1977年作品
監督 ロバート・アルトマン 出演 シェリー・デュヴァル、シシー・スペイセク
(あらすじ)
テキサス出身のピンキー(シシー・スペイシク)は、カリフォルニアのパーム・スプリングスにある老人リハビリセンターで働くことになり、そこで彼女に仕事の段取りを教えてくれた有能そうな先輩のミリー(シェリー・デュヴァル)に好印象を抱く。そんなとき、ミリーがルームメイトを募集していることを知った彼女は運よくその後釜に納まることが出来、憧れのミリーと同居生活を始めることになる….
ロバート・アルトマンが「クィンテット(1977年)」と同じ年に発表したホラー映画。
まあ、ホラーといってもあくまでアルトマン流のそれであり、ゾンビや殺人狂の類は一切出てこない。物語の舞台になるのも、一応、陽の光溢れるカリフォルニアではあるのだが、砂漠地帯にあるパーム・スプリングスの周辺は、ホラー映画の定番である“アメリカ中西部の田舎町”的な殺伐とした雰囲気が色濃く、ミリー等の行きつけの飲み屋兼アミューズメントパークである“ドッジ・シティ”にいたっては正に中西部そのもの。

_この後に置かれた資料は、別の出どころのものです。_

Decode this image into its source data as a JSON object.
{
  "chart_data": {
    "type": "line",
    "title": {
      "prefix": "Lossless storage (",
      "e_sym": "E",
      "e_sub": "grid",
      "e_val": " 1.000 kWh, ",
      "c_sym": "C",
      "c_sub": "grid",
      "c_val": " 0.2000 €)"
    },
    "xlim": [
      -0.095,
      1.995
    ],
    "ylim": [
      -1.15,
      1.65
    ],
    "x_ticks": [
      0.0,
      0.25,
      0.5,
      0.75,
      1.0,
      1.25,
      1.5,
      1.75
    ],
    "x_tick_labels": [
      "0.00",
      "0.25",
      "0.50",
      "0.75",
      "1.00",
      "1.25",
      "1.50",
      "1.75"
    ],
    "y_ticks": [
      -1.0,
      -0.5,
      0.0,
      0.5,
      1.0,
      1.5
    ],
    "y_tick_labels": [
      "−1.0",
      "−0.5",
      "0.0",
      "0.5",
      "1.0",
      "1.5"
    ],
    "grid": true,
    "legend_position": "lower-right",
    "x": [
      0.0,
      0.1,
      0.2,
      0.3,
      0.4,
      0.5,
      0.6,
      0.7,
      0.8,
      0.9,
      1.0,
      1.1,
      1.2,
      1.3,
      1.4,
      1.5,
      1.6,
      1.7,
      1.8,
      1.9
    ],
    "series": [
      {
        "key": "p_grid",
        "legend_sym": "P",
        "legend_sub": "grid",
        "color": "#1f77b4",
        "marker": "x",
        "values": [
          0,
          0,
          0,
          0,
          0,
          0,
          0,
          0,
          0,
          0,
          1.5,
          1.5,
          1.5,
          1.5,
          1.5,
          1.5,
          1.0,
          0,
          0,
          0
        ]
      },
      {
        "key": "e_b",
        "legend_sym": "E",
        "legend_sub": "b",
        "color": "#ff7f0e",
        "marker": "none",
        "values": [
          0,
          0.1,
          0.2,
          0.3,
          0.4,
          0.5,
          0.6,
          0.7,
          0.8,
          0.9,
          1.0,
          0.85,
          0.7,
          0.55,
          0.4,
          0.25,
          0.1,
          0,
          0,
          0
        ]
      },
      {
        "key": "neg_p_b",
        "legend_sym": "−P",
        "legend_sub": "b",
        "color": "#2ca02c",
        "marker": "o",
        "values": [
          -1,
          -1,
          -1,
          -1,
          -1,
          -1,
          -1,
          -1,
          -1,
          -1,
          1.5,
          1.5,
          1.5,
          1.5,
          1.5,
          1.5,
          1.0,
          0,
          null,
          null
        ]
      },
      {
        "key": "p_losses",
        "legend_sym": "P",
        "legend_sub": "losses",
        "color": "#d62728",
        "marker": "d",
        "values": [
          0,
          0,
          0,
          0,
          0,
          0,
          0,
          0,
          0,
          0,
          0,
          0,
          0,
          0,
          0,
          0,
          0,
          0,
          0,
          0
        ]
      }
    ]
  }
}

そんな雰囲気の中、まず観客の背筋をゾッとさせるのは「キャリー(1976年)」でお馴染みのシシー・スペイセク扮する田舎娘のピンキーであり、少女のような容姿を持ち、その衝動的な振舞いやだらしのなさも十分に子どもっぽいのだが、それらを不気味にしか感じられないのはいったい何故なんだろう。中盤では、トマトケチャップ(?)によるスプラッター・シーンもしっかり見せてくれている。
そして、そんな彼女に輪をかけて怖いのが、シェリー・デュヴァル扮する有能そうなミリー。容姿は人並み以上であり、第一印象は決して悪くないのだが、中身が空っぽであるため、彼女を知る人は誰もまともに相手にしない。周囲の人から無視されているにもかかわらず、つまらない話をずっとし続ける彼女の姿からは、哀れさを通り越して、恐怖感しか伝わってこなかった。
ということで、本作の恐怖が頂点に達するのは、三人目の女ウィリーの出産にミリーが一人で立ち会うシーンであり、死んで動かない赤子を取上げることになったミリーが、そのときに浴びた出血で本作二度目のスプラッター。キューブリックは、このシーンを見てシェリー・デュヴァルを「シャイニング(1980年)」に起用しようと決めたのではないだろうか。不安を煽るような音楽もとても効果的でした。